We got there by telling them, no you can't look at that guy because of where he lives, where he doesn't live, his skin color, the type of clothing he wears, or such.


> Have you read how "rights" activist are going to strip NYC cops from doing just that which has resulted in an incredible drop in murders and similar crimes?

You are no doubt referring to stop and frisk. I'm so tired of having to say this to folks, but the violent crime rate in NYC has been dropping since before stop and frisk was a policy. In fact, there is no conclusive evidence or study that gives a direct causation for the fall in violent crime rates in NYC, even though Bloomberg and Ray Kelly will continue to claim otherwise.

> We got there by telling them, no you can't look at that guy because of where he lives, where he doesn't live, his skin color, the type of clothing he wears, or such.

If you think the race and poverty oriented profiling that the police employ make you safer, you are totally mistaken. They encourage harm to communities of predominantly black and hispanic people, they encourage imprisonment of those people, they encourage the destruction of those communities, and they encourage the increased power of the police force over all aspects of a city.

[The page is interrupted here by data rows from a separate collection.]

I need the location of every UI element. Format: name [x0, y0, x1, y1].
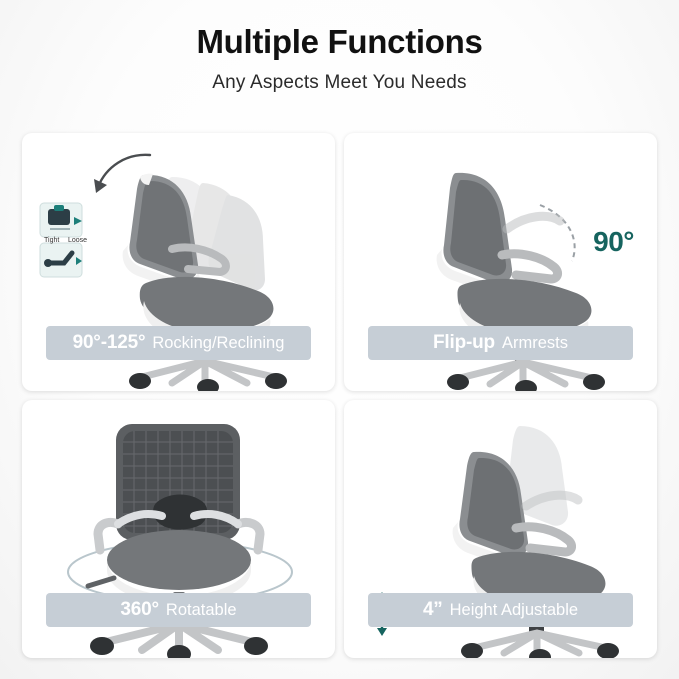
caption-strong: Flip-up	[433, 332, 495, 354]
annotation-90-degrees: 90°	[593, 226, 634, 258]
card-rotatable: 360° Rotatable	[22, 400, 335, 658]
caption-rocking-reclining: 90°-125° Rocking/Reclining	[46, 326, 311, 360]
caption-light: Height Adjustable	[450, 601, 578, 620]
header: Multiple Functions Any Aspects Meet You …	[0, 22, 679, 94]
caption-rotatable: 360° Rotatable	[46, 593, 311, 627]
feature-grid: Tight Loose 90°-125° Rocking/Reclining	[22, 133, 657, 658]
caption-strong: 360°	[120, 599, 159, 621]
card-flip-up-armrests: 90° Flip-up Armrests	[344, 133, 657, 391]
caption-strong: 4”	[423, 599, 443, 621]
caption-flip-up-armrests: Flip-up Armrests	[368, 326, 633, 360]
caption-strong: 90°-125°	[73, 332, 146, 354]
card-rocking-reclining: Tight Loose 90°-125° Rocking/Reclining	[22, 133, 335, 391]
label-tight: Tight	[44, 237, 59, 244]
tension-inset: Tight Loose	[38, 201, 124, 287]
page-title: Multiple Functions	[0, 22, 679, 62]
tension-knob-icon	[38, 201, 128, 291]
caption-light: Rocking/Reclining	[152, 334, 284, 353]
label-loose: Loose	[68, 237, 87, 244]
page-subtitle: Any Aspects Meet You Needs	[0, 72, 679, 94]
product-feature-image: Multiple Functions Any Aspects Meet You …	[0, 0, 679, 679]
card-height-adjustable: 4” Height Adjustable	[344, 400, 657, 658]
caption-light: Rotatable	[166, 601, 237, 620]
caption-height-adjustable: 4” Height Adjustable	[368, 593, 633, 627]
caption-light: Armrests	[502, 334, 568, 353]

There is very good evidence that the reduction in crime is related to the levels of lead in blood. The correlation between crime and lead levels is found on the international, national, state, city and even block by block level.

Stop and frisk can be legally done, but the way the NYPD implements it is clearly discriminatory. There is no better way to create a criminal than to treat someone like one from adolescence.

http://www.motherjones.com/environment/2013/01/lead-crime-li...


I'm not sure of what you're trying to say here. Is it OK for the police to harass people because they're black, or sport a beard, or wear the wrong T-shirt? That's what you call "preventive policing"?


You can't deny the effectiveness of putting everyone in jail.


Yes I can. Think of how much more effective it would be to just execute them.


You must have a different definition of "effective" than I do. Prison is like graduate school for criminal behavior.


He didn't say they get back out.


Crime still happens in jail. If you put everyone (presumably, except for the jail guards) in jail, you don't reduce the crime rate, you increase it and change the location.


Yes I can. Think of how much more effective executing them would be.


We got here because of the War on Drugs. Look at what they use the SWAT teams primarily for.


> Simple, do you see the limits to preventive actions they can take in most cities?

No, what limits?

> Have you read how "rights" activist are going to strip NYC cops from doing just that which has resulted in an incredible drop in murders and similar crimes?

NYC cops were never allowed to give abortions, so I'm not sure how any changes are going to affect the crime rate.


Yeah, who needs that stupid Fourth Amendment anyway?


"Rights" in quotes like it's a questionable idea, having rights. 'Nuff said.